E poi, le risate dei bambini che giocano a calcio fra le tende. I sorrisi e la forza dei soccorritori che stavano ancora incessantemente lavorando notte e giorno. La vita al campo. La convivenza forzata. La solidarietà.

Eccola, la via di fuga. Avrebbe immortalato la vita del dopo terremoto. Le piccole storie che nessun telegiornale, nessuna edizione straordinaria avrebbero mai raccontato e mostrato. Erano tantissime, pronte ad aspettare la sua sensibilità, il suo occhio curioso. Voleva pensare in grande e sì, avrebbe fatto respirare al mondo intero vita, distruzione e poi ancora vita nella terra emiliana. Coi suoi scatti.
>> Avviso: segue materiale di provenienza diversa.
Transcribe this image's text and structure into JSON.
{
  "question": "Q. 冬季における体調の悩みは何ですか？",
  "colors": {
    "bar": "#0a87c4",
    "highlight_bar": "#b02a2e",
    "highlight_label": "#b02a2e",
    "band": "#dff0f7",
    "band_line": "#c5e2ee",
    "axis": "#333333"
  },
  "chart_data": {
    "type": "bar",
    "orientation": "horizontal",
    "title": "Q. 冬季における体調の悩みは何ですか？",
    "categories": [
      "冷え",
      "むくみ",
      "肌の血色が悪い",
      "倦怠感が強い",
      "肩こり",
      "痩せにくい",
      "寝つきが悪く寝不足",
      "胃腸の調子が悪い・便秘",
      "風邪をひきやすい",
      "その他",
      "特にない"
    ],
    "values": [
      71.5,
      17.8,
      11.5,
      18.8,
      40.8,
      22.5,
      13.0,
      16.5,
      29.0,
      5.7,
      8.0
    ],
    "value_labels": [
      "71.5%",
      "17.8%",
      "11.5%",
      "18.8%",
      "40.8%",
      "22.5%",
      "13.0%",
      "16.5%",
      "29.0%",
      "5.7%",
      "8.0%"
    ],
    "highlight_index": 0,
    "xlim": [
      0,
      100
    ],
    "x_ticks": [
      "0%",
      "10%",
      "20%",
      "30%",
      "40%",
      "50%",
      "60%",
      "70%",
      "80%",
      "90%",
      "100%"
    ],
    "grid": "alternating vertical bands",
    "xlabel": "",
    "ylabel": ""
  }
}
La memoria del luogo che va oltre l’eternità del luogo.

Si sentiva pronto, come un soldato deciso a combattere per la patria. Avrebbe pedalato verso il fronte, armato di macchina fotografica. Lui, la reflex, le macerie. I sorrisi, la speranza, la ricostruzione.

Mise appunti ed evidenziatore nello zaino e si alzò. Avrebbe percorso in bicicletta i 10 chilometri che lo separavano da Finale Emilia, la prima tappa della sua missione.
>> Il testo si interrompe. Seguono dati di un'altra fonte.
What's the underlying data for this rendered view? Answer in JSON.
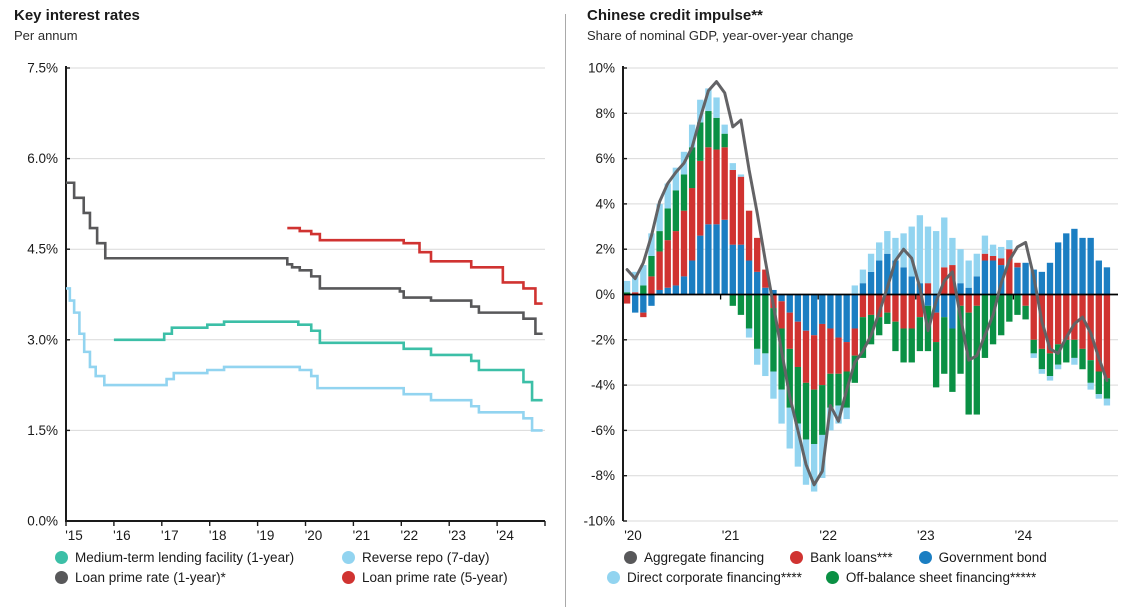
{
  "page": {
    "background": "#ffffff",
    "divider_color": "#a9a9a9",
    "axis_color": "#1a1a1a",
    "grid_color": "#d9d9d9"
  },
  "charts": [
    {
      "id": "key-interest-rates",
      "title": "Key interest rates",
      "subtitle": "Per annum",
      "y_axis": {
        "tick_labels": [
          "7.5%",
          "6.0%",
          "4.5%",
          "3.0%",
          "1.5%",
          "0.0%"
        ],
        "tick_values": [
          7.5,
          6.0,
          4.5,
          3.0,
          1.5,
          0.0
        ],
        "min": 0,
        "max": 7.5
      },
      "x_axis": {
        "tick_labels": [
          "'15",
          "'16",
          "'17",
          "'18",
          "'19",
          "'20",
          "'21",
          "'22",
          "'23",
          "'24"
        ],
        "tick_values": [
          2015,
          2016,
          2017,
          2018,
          2019,
          2020,
          2021,
          2022,
          2023,
          2024
        ],
        "min": 2015,
        "max": 2025
      },
      "legend_rows": [
        [
          {
            "label": "Medium-term lending facility (1-year)",
            "color": "#3cbfa7"
          },
          {
            "label": "Reverse repo (7-day)",
            "color": "#92d4f0"
          }
        ],
        [
          {
            "label": "Loan prime rate (1-year)*",
            "color": "#58585a"
          },
          {
            "label": "Loan prime rate (5-year)",
            "color": "#d03331"
          }
        ]
      ]
    },
    {
      "id": "chinese-credit-impulse",
      "title": "Chinese credit impulse**",
      "subtitle": "Share of nominal GDP, year-over-year change",
      "y_axis": {
        "tick_labels": [
          "10%",
          "8%",
          "6%",
          "4%",
          "2%",
          "0%",
          "-2%",
          "-4%",
          "-6%",
          "-8%",
          "-10%"
        ],
        "tick_values": [
          10,
          8,
          6,
          4,
          2,
          0,
          -2,
          -4,
          -6,
          -8,
          -10
        ],
        "min": -10,
        "max": 10
      },
      "x_axis": {
        "tick_labels": [
          "'20",
          "'21",
          "'22",
          "'23",
          "'24"
        ],
        "tick_values": [
          2020,
          2021,
          2022,
          2023,
          2024
        ],
        "min": 2020,
        "max": 2025
      },
      "legend_rows": [
        [
          {
            "label": "Aggregate financing",
            "color": "#58585a"
          },
          {
            "label": "Bank loans***",
            "color": "#d03331"
          },
          {
            "label": "Government bond",
            "color": "#1b7ec2"
          }
        ],
        [
          {
            "label": "Direct corporate financing****",
            "color": "#92d4f0"
          },
          {
            "label": "Off-balance sheet financing*****",
            "color": "#0a9044"
          }
        ]
      ]
    }
  ],
  "chart_data": [
    {
      "type": "line",
      "title": "Key interest rates",
      "subtitle": "Per annum",
      "ylabel": "Per annum (%)",
      "ylim": [
        0,
        7.5
      ],
      "xlim": [
        2015,
        2025
      ],
      "grid": true,
      "legend_position": "bottom",
      "line_style": "step-after",
      "x_end": 2024.95,
      "series": [
        {
          "name": "Medium-term lending facility (1-year)",
          "color": "#3cbfa7",
          "steps": [
            [
              2016.0,
              3.0
            ],
            [
              2017.05,
              3.1
            ],
            [
              2017.21,
              3.2
            ],
            [
              2017.95,
              3.25
            ],
            [
              2018.3,
              3.3
            ],
            [
              2019.85,
              3.25
            ],
            [
              2020.12,
              3.15
            ],
            [
              2020.3,
              2.95
            ],
            [
              2022.05,
              2.85
            ],
            [
              2022.62,
              2.75
            ],
            [
              2023.46,
              2.65
            ],
            [
              2023.62,
              2.5
            ],
            [
              2024.55,
              2.3
            ],
            [
              2024.73,
              2.0
            ]
          ]
        },
        {
          "name": "Reverse repo (7-day)",
          "color": "#92d4f0",
          "steps": [
            [
              2015.0,
              3.85
            ],
            [
              2015.08,
              3.65
            ],
            [
              2015.17,
              3.45
            ],
            [
              2015.28,
              3.1
            ],
            [
              2015.38,
              2.8
            ],
            [
              2015.5,
              2.55
            ],
            [
              2015.62,
              2.4
            ],
            [
              2015.8,
              2.25
            ],
            [
              2017.1,
              2.35
            ],
            [
              2017.25,
              2.45
            ],
            [
              2017.95,
              2.5
            ],
            [
              2018.3,
              2.55
            ],
            [
              2019.88,
              2.5
            ],
            [
              2020.12,
              2.4
            ],
            [
              2020.25,
              2.2
            ],
            [
              2022.05,
              2.1
            ],
            [
              2022.62,
              2.0
            ],
            [
              2023.46,
              1.9
            ],
            [
              2023.62,
              1.8
            ],
            [
              2024.55,
              1.7
            ],
            [
              2024.73,
              1.5
            ]
          ]
        },
        {
          "name": "Loan prime rate (1-year)*",
          "color": "#58585a",
          "steps": [
            [
              2015.0,
              5.6
            ],
            [
              2015.17,
              5.35
            ],
            [
              2015.37,
              5.1
            ],
            [
              2015.5,
              4.85
            ],
            [
              2015.65,
              4.6
            ],
            [
              2015.82,
              4.35
            ],
            [
              2019.62,
              4.25
            ],
            [
              2019.72,
              4.2
            ],
            [
              2019.88,
              4.15
            ],
            [
              2020.12,
              4.05
            ],
            [
              2020.3,
              3.85
            ],
            [
              2021.97,
              3.8
            ],
            [
              2022.05,
              3.7
            ],
            [
              2022.62,
              3.65
            ],
            [
              2023.46,
              3.55
            ],
            [
              2023.62,
              3.45
            ],
            [
              2024.55,
              3.35
            ],
            [
              2024.8,
              3.1
            ]
          ]
        },
        {
          "name": "Loan prime rate (5-year)",
          "color": "#d03331",
          "steps": [
            [
              2019.62,
              4.85
            ],
            [
              2019.88,
              4.8
            ],
            [
              2020.12,
              4.75
            ],
            [
              2020.3,
              4.65
            ],
            [
              2022.05,
              4.6
            ],
            [
              2022.38,
              4.45
            ],
            [
              2022.62,
              4.3
            ],
            [
              2023.46,
              4.2
            ],
            [
              2024.12,
              3.95
            ],
            [
              2024.55,
              3.85
            ],
            [
              2024.8,
              3.6
            ]
          ]
        }
      ]
    },
    {
      "type": "bar",
      "bar_mode": "stacked-with-line-overlay",
      "title": "Chinese credit impulse**",
      "subtitle": "Share of nominal GDP, year-over-year change",
      "ylabel": "Share of nominal GDP, year-over-year change (%)",
      "ylim": [
        -10,
        10
      ],
      "grid": true,
      "legend_position": "bottom",
      "x_start_year": 2020,
      "frequency": "monthly",
      "months": 60,
      "series": [
        {
          "name": "Government bond",
          "color": "#1b7ec2",
          "values": [
            0.0,
            -0.8,
            -0.8,
            -0.5,
            0.2,
            0.3,
            0.4,
            0.8,
            1.5,
            2.6,
            3.1,
            3.1,
            3.3,
            2.2,
            2.2,
            1.5,
            1.0,
            0.3,
            0.2,
            -0.3,
            -0.8,
            -1.2,
            -1.6,
            -1.8,
            -1.3,
            -1.5,
            -1.9,
            -2.1,
            -1.5,
            0.5,
            1.0,
            1.5,
            1.8,
            1.5,
            1.2,
            0.8,
            0.5,
            -0.5,
            -0.8,
            -1.0,
            -1.5,
            0.5,
            0.3,
            0.8,
            1.5,
            1.5,
            1.3,
            0.0,
            1.2,
            1.4,
            1.1,
            1.0,
            1.4,
            2.3,
            2.7,
            2.9,
            2.5,
            2.5,
            1.5,
            1.2
          ]
        },
        {
          "name": "Bank loans***",
          "color": "#d03331",
          "values": [
            -0.4,
            0.1,
            -0.2,
            0.8,
            1.7,
            2.1,
            2.4,
            2.9,
            3.2,
            3.3,
            3.4,
            3.3,
            3.2,
            3.3,
            3.0,
            2.2,
            1.5,
            0.8,
            -0.6,
            -1.2,
            -1.6,
            -2.0,
            -2.3,
            -2.4,
            -2.7,
            -2.0,
            -1.6,
            -1.3,
            -1.2,
            -1.0,
            -0.9,
            -1.0,
            -0.8,
            -1.2,
            -1.5,
            -1.5,
            -1.0,
            0.5,
            -1.3,
            1.2,
            1.3,
            -0.5,
            -0.8,
            -0.5,
            0.3,
            0.2,
            0.3,
            2.0,
            0.2,
            -0.5,
            -2.0,
            -2.4,
            -2.6,
            -2.2,
            -2.0,
            -2.0,
            -2.4,
            -2.9,
            -3.4,
            -3.7
          ]
        },
        {
          "name": "Off-balance sheet financing*****",
          "color": "#0a9044",
          "values": [
            0.1,
            0.0,
            0.4,
            0.9,
            0.9,
            1.4,
            1.8,
            1.6,
            1.8,
            1.7,
            1.6,
            1.4,
            0.6,
            -0.5,
            -0.9,
            -1.5,
            -2.4,
            -2.6,
            -2.8,
            -2.7,
            -2.6,
            -2.5,
            -2.5,
            -2.4,
            -2.2,
            -1.5,
            -1.4,
            -1.6,
            -1.2,
            -1.8,
            -1.3,
            -0.8,
            -0.5,
            -1.3,
            -1.5,
            -1.5,
            -1.5,
            -2.0,
            -2.0,
            -2.5,
            -2.8,
            -3.0,
            -4.5,
            -4.8,
            -2.8,
            -2.2,
            -1.8,
            -1.2,
            -0.9,
            -0.6,
            -0.6,
            -0.9,
            -1.0,
            -0.9,
            -1.0,
            -0.8,
            -0.9,
            -1.0,
            -1.0,
            -0.9
          ]
        },
        {
          "name": "Direct corporate financing****",
          "color": "#92d4f0",
          "values": [
            0.5,
            0.9,
            0.9,
            1.0,
            1.2,
            1.1,
            1.0,
            1.0,
            1.0,
            1.0,
            1.0,
            0.9,
            0.4,
            0.3,
            0.1,
            -0.4,
            -0.7,
            -1.0,
            -1.2,
            -1.5,
            -1.8,
            -1.9,
            -2.0,
            -2.1,
            -1.9,
            -1.0,
            -0.8,
            -0.5,
            0.4,
            0.6,
            0.8,
            0.8,
            1.0,
            1.0,
            1.5,
            2.2,
            3.0,
            2.5,
            2.8,
            2.2,
            1.2,
            1.5,
            1.2,
            1.0,
            0.8,
            0.5,
            0.5,
            0.4,
            0.0,
            0.0,
            -0.2,
            -0.2,
            -0.2,
            -0.2,
            0.0,
            -0.3,
            0.0,
            -0.3,
            -0.2,
            -0.3
          ]
        }
      ],
      "line_series": {
        "name": "Aggregate financing",
        "color": "#636366",
        "values": [
          1.1,
          0.7,
          1.4,
          2.6,
          4.1,
          4.9,
          5.4,
          5.8,
          6.5,
          7.8,
          9.0,
          9.4,
          8.9,
          7.4,
          7.7,
          5.5,
          3.6,
          1.5,
          -0.5,
          -2.5,
          -4.5,
          -6.0,
          -7.5,
          -8.4,
          -7.8,
          -4.9,
          -5.6,
          -4.2,
          -3.0,
          -2.5,
          -1.8,
          -0.8,
          0.3,
          1.5,
          2.0,
          1.6,
          0.3,
          -1.6,
          -0.3,
          0.6,
          1.0,
          -1.0,
          -2.9,
          -2.7,
          -1.8,
          -0.9,
          0.5,
          1.5,
          2.1,
          2.3,
          0.8,
          -1.2,
          -2.4,
          -2.6,
          -1.9,
          -1.3,
          -1.0,
          -1.7,
          -2.8,
          -3.8
        ]
      }
    }
  ]
}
Lo vedete là, in lontananza, come sfreccia veloce fra le stradine della Bassa emiliana? Sì, è proprio quel ragazzo con gli occhiali da sole e la reflex al collo.

Paolo. Il soldato della memoria.



Questo racconto ha accompagnato Stories4Change, la mostra a Palazzo Valentini (Roma) delle foto di Shoot4Change del 2012, comprese quelle di Shoot4Emilia, progetto volto a documentare attraverso la macchina fotografica la ricostruzione delle zone terremotate emiliane. L’autrice invece di pubblicare questo racconto sul suo blog ha deciso di donarlo a noi; un grazie di cuore a Francesca.

Francesca Rabitti nasce e cresce a Modena dove attualmente vive, dopo una parentesi milanese. Interprete e traduttrice, ha un blog dove raccoglie I suoi pensieri semiseri da un anno ormai. Scrive per l’organizzazione internazionale no profit Shoot4Change. Ama leggere, scrivere, viaggiare, comperare scarpe, andare a New York, mangiare cioccolata, dormire. Non necessariamente in quest’ordine.